The icon of Christ at Santa Croce in Gerusalemme is justly famous as a cult object whose legendary status was founded on its claim to be the image of Pope Gregory’s vision of Christ as Eucharist, the original imago pietatis.  Yet to date, scholars have not considered the icon in the setting of the chapel in which it was venerated during the Renaissance, designed by Antonio da Sangallo the Younger circa 1520.  A pendant to the cappella di Sant’Elena, which held the relics of the True Cross and earth from Jerusalem, the antechapel was similarly constructed as a subterranean room.  In this paper, I draw out the implications of the physical descent required on the part of the devotional viewer and the frames of vision that shaped this sacred encounter, reflecting upon how bodily movement and guided seeing become an integral part of the image’s meaning and cultic power.

Margaret Bell, University of California, Santa Barbara
“Image as Relic: Bodily Vision and the Reconstitution of Viewer/Image Relationships on the Sacro Monte di Varallo”

On the Sacro Monte di Varallo, a fifteenth-century Italian simulacrum of the Holy Land, pilgrims could see and touch “mysteries” (misterii), tableaux that represented biblical events.  This practice was part of the devotional experience of the site until the mid-sixteenth century when paned glass partitions, or vetriate, were installed in front of the tableaux.  Scholars have suggested that these vetriate were the products of Counter-Reformation efforts to discipline engagement with the tableaux by eliminating the possibility of physical contact but I argue that the semi –transparent barriers functioned like reliquaries, simultaneously marking off the scenes while emphasizing the specialness of the visual encounter.
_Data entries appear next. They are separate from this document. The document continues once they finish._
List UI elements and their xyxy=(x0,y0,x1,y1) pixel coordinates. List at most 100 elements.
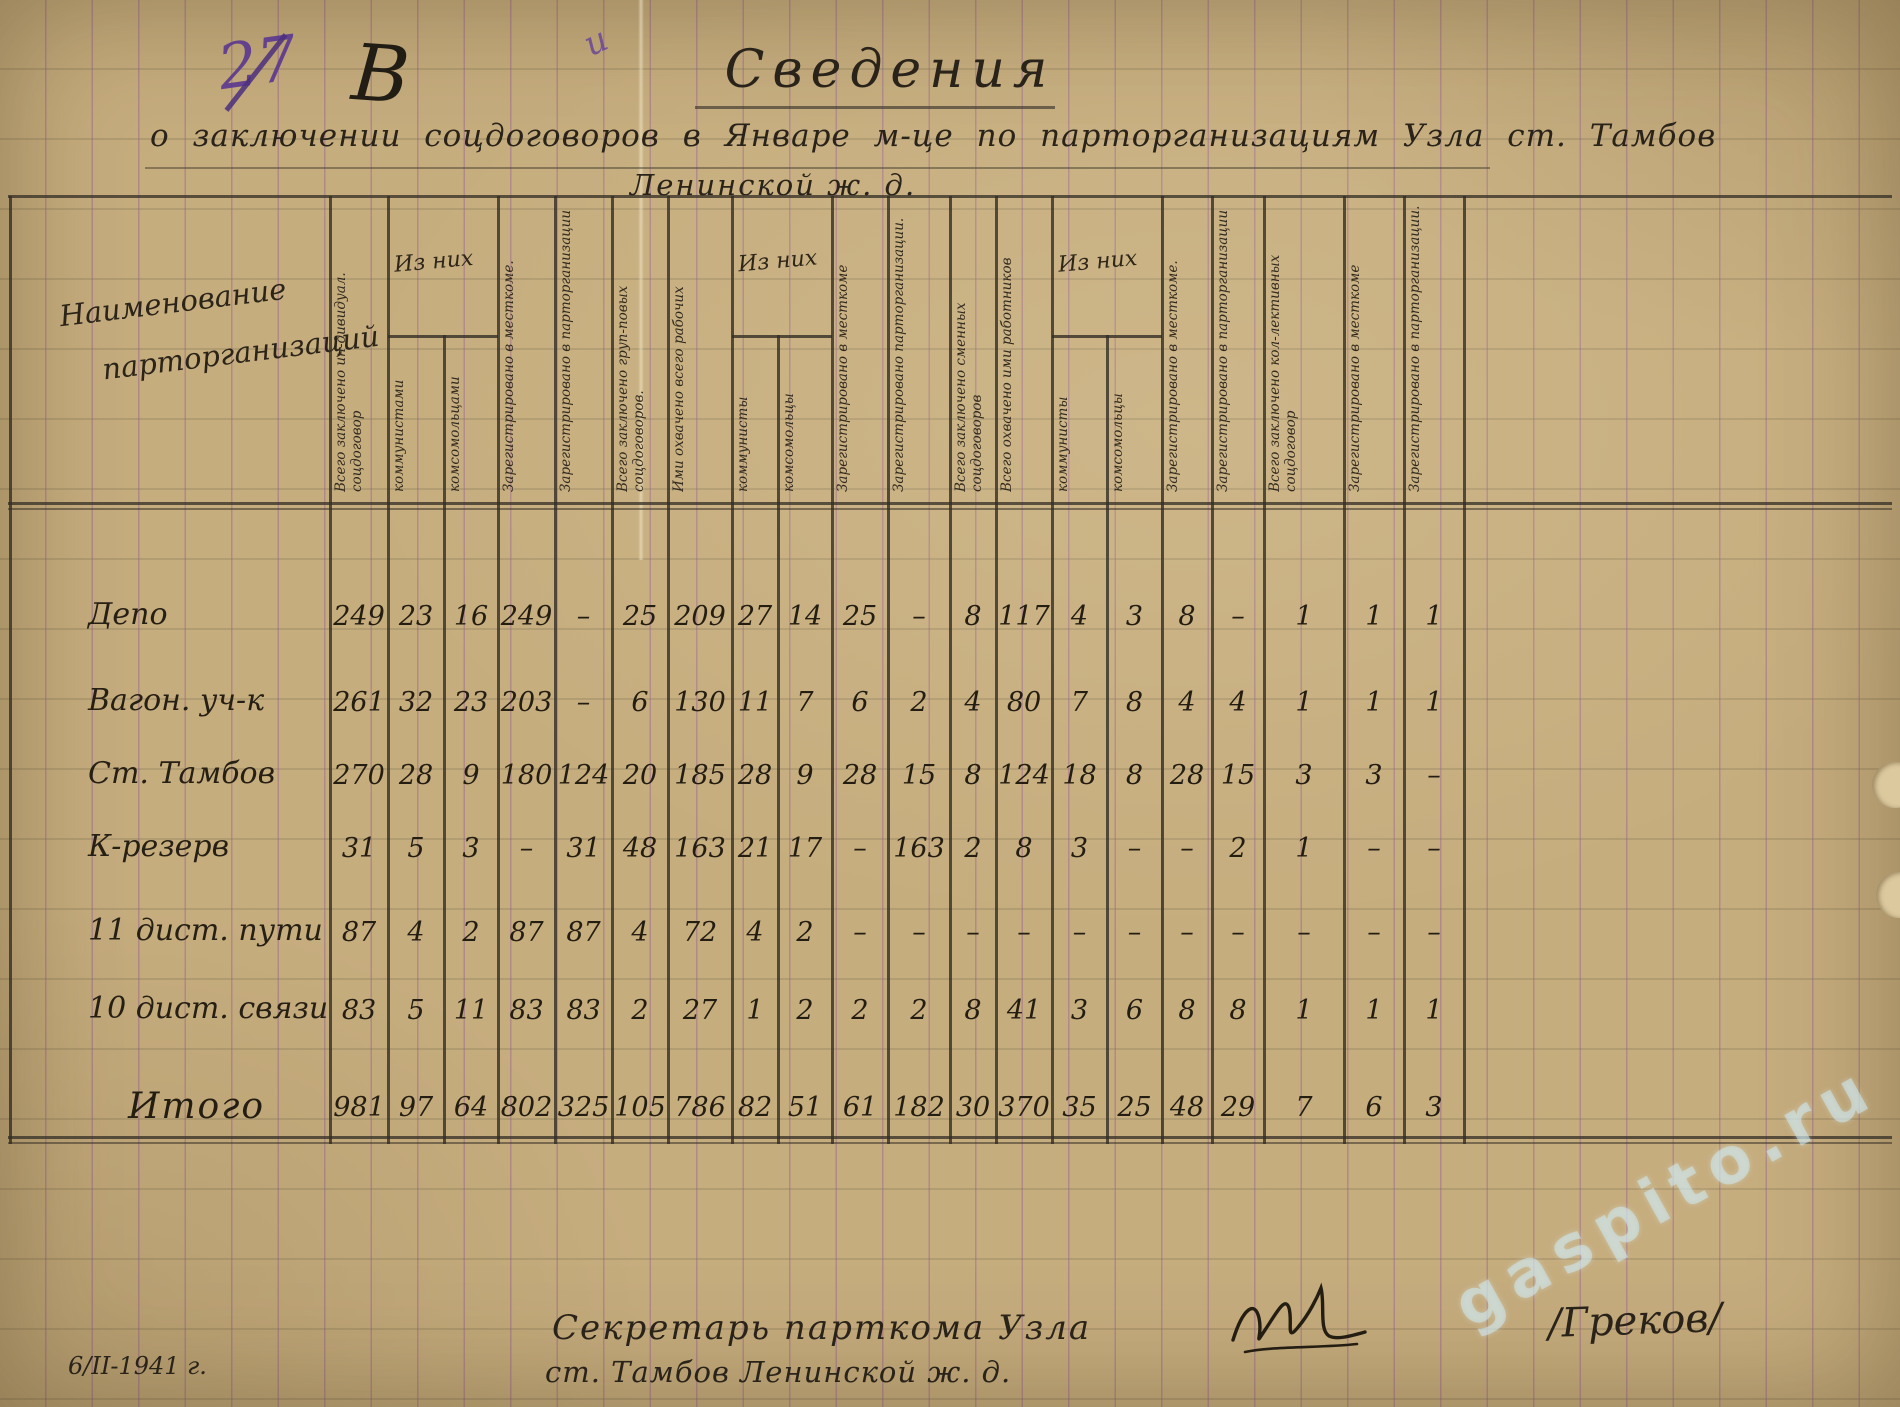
table-cell-value: 28 xyxy=(737,760,773,791)
table-cell-value: 4 xyxy=(964,687,982,718)
table-cell-value: 117 xyxy=(998,601,1050,632)
table-cell-value: 16 xyxy=(453,601,489,632)
table-cell-value: 87 xyxy=(341,917,377,948)
table-cell-value: 1 xyxy=(1425,601,1443,632)
table-cell-value: – xyxy=(1297,917,1311,948)
table-cell-value: 4 xyxy=(1178,687,1196,718)
total-cell-value: 981 xyxy=(333,1092,385,1123)
table-cell-value: 1 xyxy=(1295,601,1313,632)
column-header: Всего заключено сменных соцдоговоров xyxy=(953,302,986,492)
table-column-line xyxy=(831,196,834,1144)
table-cell-value: 31 xyxy=(341,833,377,864)
table-cell-value: – xyxy=(1127,917,1142,948)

The new arrangement used the new visual discipline to intensify the older, physical one. The reconstituted viewer/image relationship underscored the bodily nature of vision and the importance of physicality in “bearing witness” to the mysteries in the corporeal experience of moving though the site.

Kathleen Sullivan, Rutgers, The State University of New Jersey
“Girolamo Romanino, the Anticlassical Style and the Sacro Monte: The Frescoes of Santa Maria della Neve”

Scholars have noted that Romanino’s fresco cycle of the Passion of Christ at Santa Maria della Neve in Pisogne draws from the tradition of the sacro monte, both in the spatial arrangement and the general evocation of emotions, but have said little about the particular mechanics of the viewer’s experience of this space. This paper will more thoroughly explore that issue, while also raising the question of the role that style can play in engaging the viewer. Painting in a so-called anticlassical style that emphasized dynamism, emotion and corporeality, Romanino augmented the impact of the spatial arrangement and subject matter, by creating images to which the viewer could relate both physically and spiritually. A pointed investigation of these frescoes permits an exploration of how the powerful synthesis of style, subject matter and space can shape the devotional engagement of the viewer.